CBCS, CBON and CJTK have repeaters in Espanola and on Manitoulin Island. Most of the city's commercial radio stations, however, are able to serve this region directly from their Sudbury transmitters.
Television
The city is served by only one conventional broadcast station which originates programming locally. All of the city's other television signals are rebroadcasters of stations from other markets.

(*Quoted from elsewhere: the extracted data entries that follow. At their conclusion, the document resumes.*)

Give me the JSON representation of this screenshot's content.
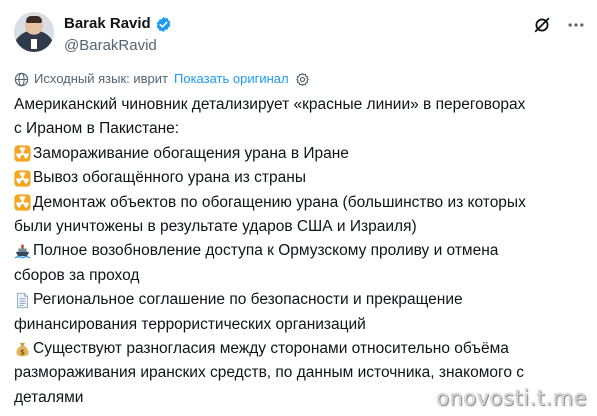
{
  "author": {
    "name": "Barak Ravid",
    "handle": "@BarakRavid"
  },
  "header_icons": [
    "grok-icon",
    "more-options-icon"
  ],
  "translation": {
    "source_label": "Исходный язык: иврит",
    "show_original": "Показать оригинал"
  },
  "tweet": {
    "lines": [
      {
        "emoji": "",
        "text": "Американский чиновник детализирует «красные линии» в переговорах"
      },
      {
        "emoji": "",
        "text": "с Ираном в Пакистане:"
      },
      {
        "emoji": "radioactive-icon",
        "text": "Замораживание обогащения урана в Иране"
      },
      {
        "emoji": "radioactive-icon",
        "text": "Вывоз обогащённого урана из страны"
      },
      {
        "emoji": "radioactive-icon",
        "text": "Демонтаж объектов по обогащению урана (большинство из которых"
      },
      {
        "emoji": "",
        "text": "были уничтожены в результате ударов США и Израиля)"
      },
      {
        "emoji": "ship-icon",
        "text": "Полное возобновление доступа к Ормузскому проливу и отмена"
      },
      {
        "emoji": "",
        "text": "сборов за проход"
      },
      {
        "emoji": "document-icon",
        "text": "Региональное соглашение по безопасности и прекращение"
      },
      {
        "emoji": "",
        "text": "финансирования террористических организаций"
      },
      {
        "emoji": "money-bag-icon",
        "text": "Существуют разногласия между сторонами относительно объёма"
      },
      {
        "emoji": "",
        "text": "размораживания иранских средств, по данным источника, знакомого с"
      },
      {
        "emoji": "",
        "text": "деталями"
      }
    ]
  },
  "watermark": "onovosti.t.me",
  "colors": {
    "text": "#0f1419",
    "secondary": "#536471",
    "link": "#1d9bf0",
    "verified": "#1d9bf0",
    "radioactive": "#f4a623"
  }
}
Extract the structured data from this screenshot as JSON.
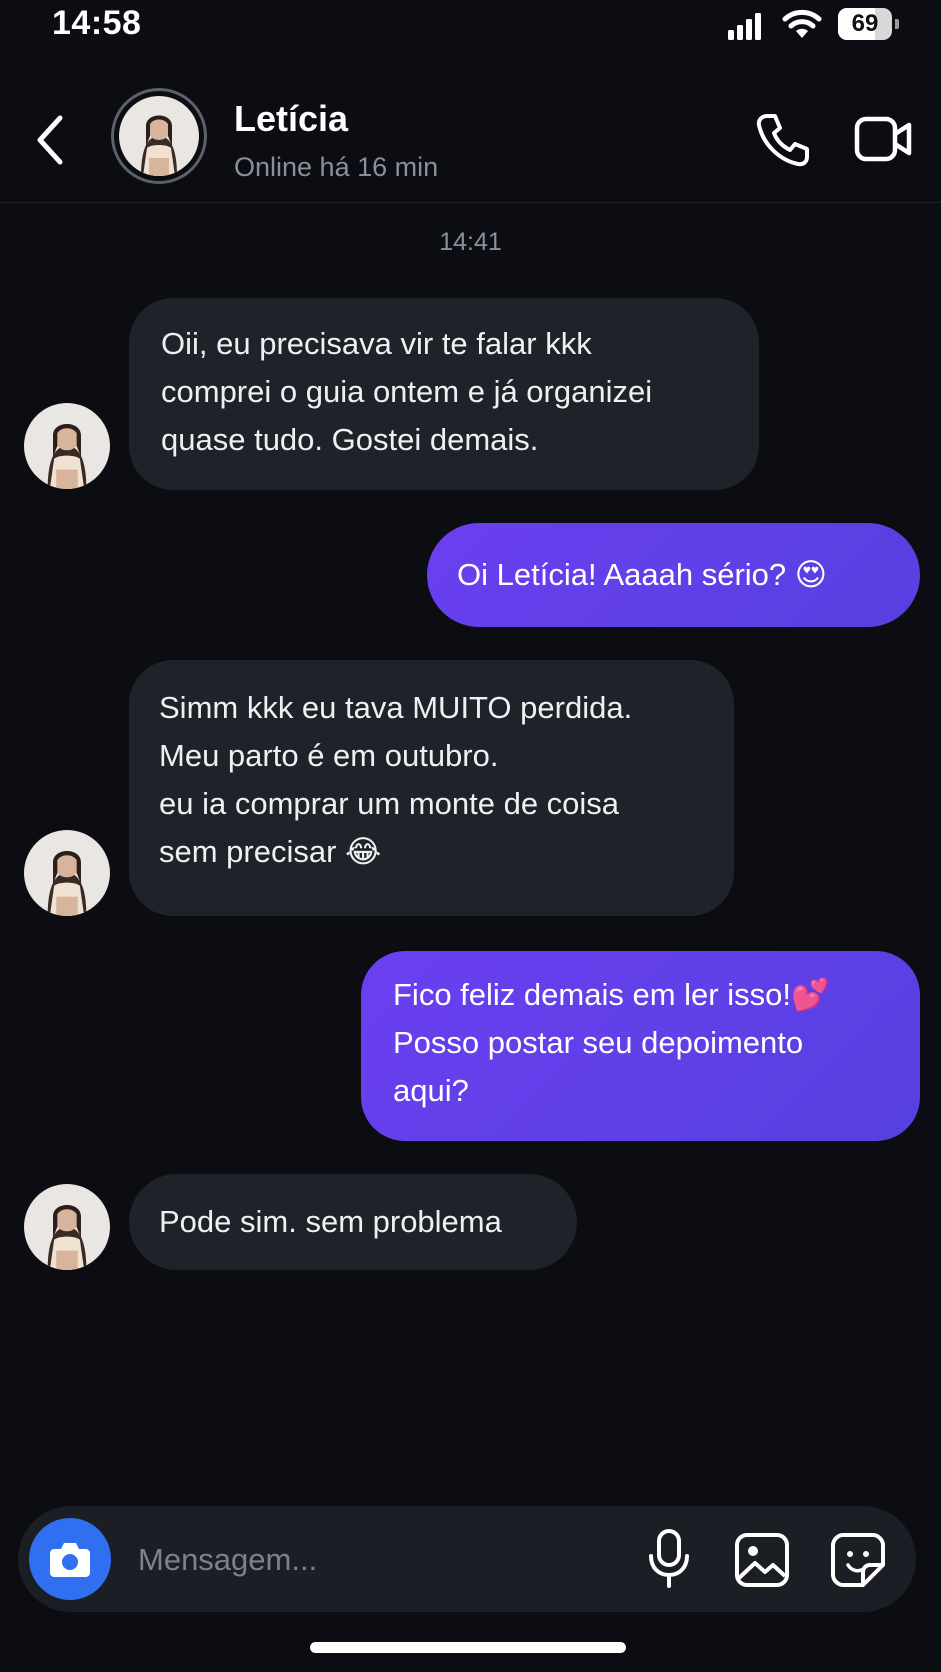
{
  "status_bar": {
    "time": "14:58",
    "battery_level": "69",
    "battery_fraction": 0.69
  },
  "header": {
    "contact_name": "Letícia",
    "contact_status": "Online há 16 min",
    "icons": [
      "back-icon",
      "avatar",
      "phone-icon",
      "video-camera-icon"
    ]
  },
  "chat": {
    "timestamp": "14:41",
    "messages": [
      {
        "direction": "incoming",
        "text": "Oii, eu precisava vir te falar kkk\ncomprei o guia ontem e já organizei\nquase tudo. Gostei demais."
      },
      {
        "direction": "outgoing",
        "text": "Oi Letícia! Aaaah sério? 😍"
      },
      {
        "direction": "incoming",
        "text": "Simm kkk eu tava MUITO perdida.\nMeu parto é em outubro.\neu ia comprar um monte de coisa\nsem precisar 😂"
      },
      {
        "direction": "outgoing",
        "text": "Fico feliz demais em ler isso!💕\nPosso postar seu depoimento\naqui?"
      },
      {
        "direction": "incoming",
        "text": "Pode sim. sem problema"
      }
    ]
  },
  "composer": {
    "placeholder": "Mensagem...",
    "value": "",
    "icons": [
      "camera-icon",
      "microphone-icon",
      "gallery-icon",
      "sticker-icon"
    ]
  },
  "colors": {
    "background": "#0b0d12",
    "incoming_bubble": "#1f2229",
    "outgoing_bubble": "#5a3fe6",
    "camera_button": "#2f6ff0",
    "muted_text": "#8a8f99"
  }
}
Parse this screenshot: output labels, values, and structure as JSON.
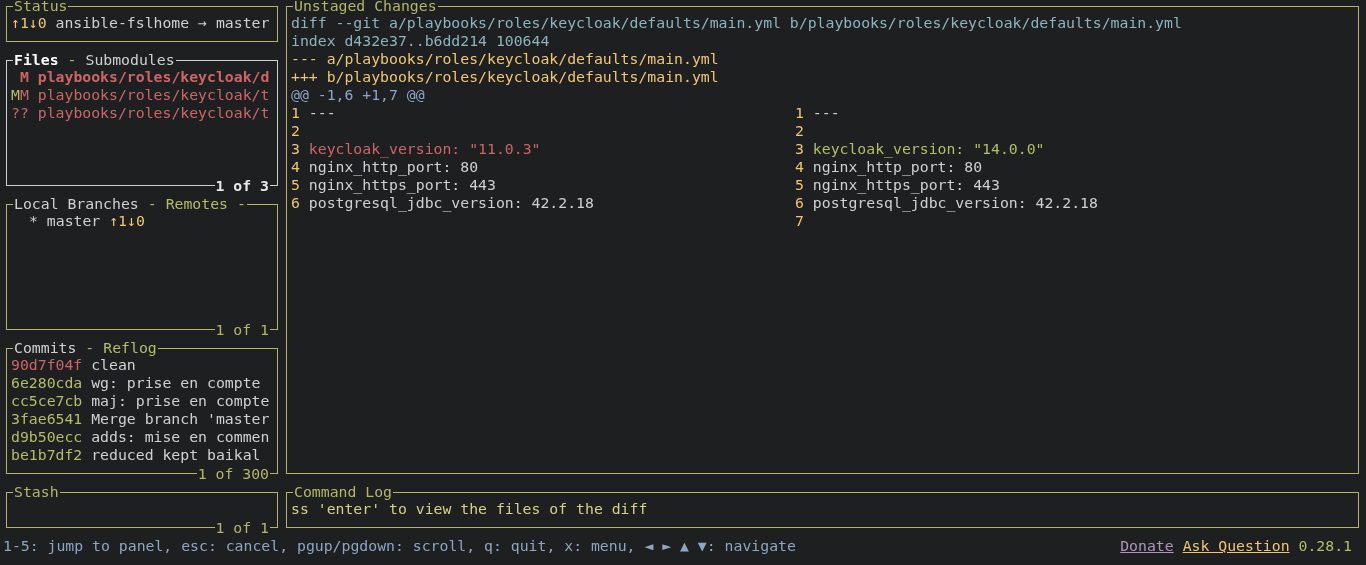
{
  "status": {
    "title": "Status",
    "focused": false,
    "ahead_behind": "↑1↓0",
    "repo": "ansible-fslhome",
    "arrow": "→",
    "branch": "master"
  },
  "files": {
    "focused": true,
    "tabs": [
      {
        "label": "Files",
        "selected": true
      },
      {
        "label": "Submodules",
        "selected": false
      }
    ],
    "tab_separator": "-",
    "counter": "1 of 3",
    "rows": [
      {
        "kind": "tracked",
        "code": " M",
        "path": "playbooks/roles/keycloak/d",
        "selected": true
      },
      {
        "kind": "tracked",
        "code": "MM",
        "path": "playbooks/roles/keycloak/t",
        "selected": false
      },
      {
        "kind": "untracked",
        "code": "??",
        "path": "playbooks/roles/keycloak/t",
        "selected": false
      }
    ]
  },
  "branches": {
    "focused": false,
    "tabs": [
      {
        "label": "Local Branches",
        "selected": true
      },
      {
        "label": "Remotes",
        "selected": false
      }
    ],
    "tab_separator": "-",
    "title_overflow": "-",
    "counter": "1 of 1",
    "rows": [
      {
        "marker": "*",
        "name": "master",
        "ahead_behind": "↑1↓0"
      }
    ]
  },
  "commits": {
    "focused": false,
    "tabs": [
      {
        "label": "Commits",
        "selected": true
      },
      {
        "label": "Reflog",
        "selected": false
      }
    ],
    "tab_separator": "-",
    "counter": "1 of 300",
    "rows": [
      {
        "hash": "90d7f04f",
        "message": "clean",
        "pushed": false
      },
      {
        "hash": "6e280cda",
        "message": "wg: prise en compte",
        "pushed": true
      },
      {
        "hash": "cc5ce7cb",
        "message": "maj: prise en compte",
        "pushed": true
      },
      {
        "hash": "3fae6541",
        "message": "Merge branch 'master",
        "pushed": true
      },
      {
        "hash": "d9b50ecc",
        "message": "adds: mise en commen",
        "pushed": true
      },
      {
        "hash": "be1b7df2",
        "message": "reduced kept baikal",
        "pushed": true
      }
    ]
  },
  "stash": {
    "focused": false,
    "title": "Stash",
    "counter": "1 of 1"
  },
  "unstaged": {
    "focused": false,
    "title": "Unstaged Changes",
    "header_lines": [
      {
        "kind": "meta",
        "text": "diff --git a/playbooks/roles/keycloak/defaults/main.yml b/playbooks/roles/keycloak/defaults/main.yml"
      },
      {
        "kind": "meta",
        "text": "index d432e37..b6dd214 100644"
      },
      {
        "kind": "file",
        "text": "--- a/playbooks/roles/keycloak/defaults/main.yml"
      },
      {
        "kind": "file",
        "text": "+++ b/playbooks/roles/keycloak/defaults/main.yml"
      },
      {
        "kind": "hunk",
        "text": "@@ -1,6 +1,7 @@"
      }
    ],
    "rows": [
      {
        "left": {
          "number": "1",
          "text": "---",
          "kind": "context"
        },
        "right": {
          "number": "1",
          "text": "---",
          "kind": "context"
        }
      },
      {
        "left": {
          "number": "2"
        },
        "right": {
          "number": "2"
        }
      },
      {
        "left": {
          "number": "3",
          "text": "keycloak_version: \"11.0.3\"",
          "kind": "removed"
        },
        "right": {
          "number": "3",
          "text": "keycloak_version: \"14.0.0\"",
          "kind": "added"
        }
      },
      {
        "left": {
          "number": "4",
          "text": "nginx_http_port: 80",
          "kind": "context"
        },
        "right": {
          "number": "4",
          "text": "nginx_http_port: 80",
          "kind": "context"
        }
      },
      {
        "left": {
          "number": "5",
          "text": "nginx_https_port: 443",
          "kind": "context"
        },
        "right": {
          "number": "5",
          "text": "nginx_https_port: 443",
          "kind": "context"
        }
      },
      {
        "left": {
          "number": "6",
          "text": "postgresql_jdbc_version: 42.2.18",
          "kind": "context"
        },
        "right": {
          "number": "6",
          "text": "postgresql_jdbc_version: 42.2.18",
          "kind": "context"
        }
      },
      {
        "right": {
          "number": "7"
        }
      }
    ]
  },
  "command_log": {
    "focused": false,
    "title": "Command Log",
    "lines": [
      "ss 'enter' to view the files of the diff"
    ]
  },
  "footer": {
    "keybindings": "1-5: jump to panel, esc: cancel, pgup/pgdown: scroll, q: quit, x: menu, ◄ ► ▲ ▼: navigate",
    "links": [
      {
        "label": "Donate",
        "kind": "donate"
      },
      {
        "label": "Ask Question",
        "kind": "ask"
      }
    ],
    "version": "0.28.1"
  }
}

As in most Canadian cities, digital television transmission has not commenced in Greater Sudbury as of date. However, all of the city's television signals have their DTV channel assignments already in place, and the deadline for digital conversion in Canada has been set for 2011.
Cable
The cable television provider in the city is Persona. The city's community channel on Persona Cable is branded as Persona News 10. Persona also produces a separate channel for real estate and advertising listings, branded as Home & Market Television, on cable channel 13.
American network affiliates available on Persona Cable in Sudbury come from Detroit (WDIV/NBC, WXYZ/ABC, WTVS/PBS), Cadillac (WWTV/CBS) and Rochester, New York (WUHF/FOX).
Sudbury is one of the few cities in Ontario whose cable provider offers an affiliate of the Quebec television network TQS, which has only voluntary carriage rights outside of Quebec.
Print
Sudbury's daily newspaper is the Sudbury Star, owned by Quebecor's Osprey Media division. The newspaper with the highest circulation is Northern Life, a community paper which publishes twice a week.
Local communities within the city are also served by smaller weekly papers such as The Valley Vision, South Side Story and the Walden Observer. There are also student newspapers at the city's postsecondary institutions: Lambda and L'Orignal déchaîné at Laurentian University, The Shield at Cambrian College and L'Étudiant at Collège Boréal. The online conservative webzine Enter Stage Right began as a weekly column in Lambda.
Sudbury Coffee News is the largest restaurant publication delivered to the finest restaurants in the area. It's a weekly publication delivered to restaurants, coffee shops, hotels, and anywhere people go to have a bite to eat. Coffee News has the week's funniest and most unusual news stories, jokes, trivia, amazing facts, entertainment and more. [7]
A francophone community paper, Le Voyageur, is published weekly. One of the longest-running Franco-Ontarian newspapers, L'Ami du peuple, was published in Sudbury weekly from 1942 to 1968. Le Voyageur commenced publishing shortly after L'Ami du peuple ceased.
Sudbury is also, along with Thunder Bay, one of the major centres of Finnish-Canadian settlement. An important historical Finnish newspaper, Vapaus, was published from 1917 to 1974.
The monthly magazine Northern Ontario Business and the quarterly trade publication Sudbury Mining Solutions Journal are published by Laurentian Media Group, the publishers of Northern Life.
Sudbury News Now (Defunct) - In early 2005, a Sudbury online internet newspaper was launched, as "sudburynewsnow.com" delivering local information, such as news, weather and sports. It also included breaking news updates, but was discontinued less than a year later.
Internet
sudbury24.ca - Sudbury Ontario's online video community.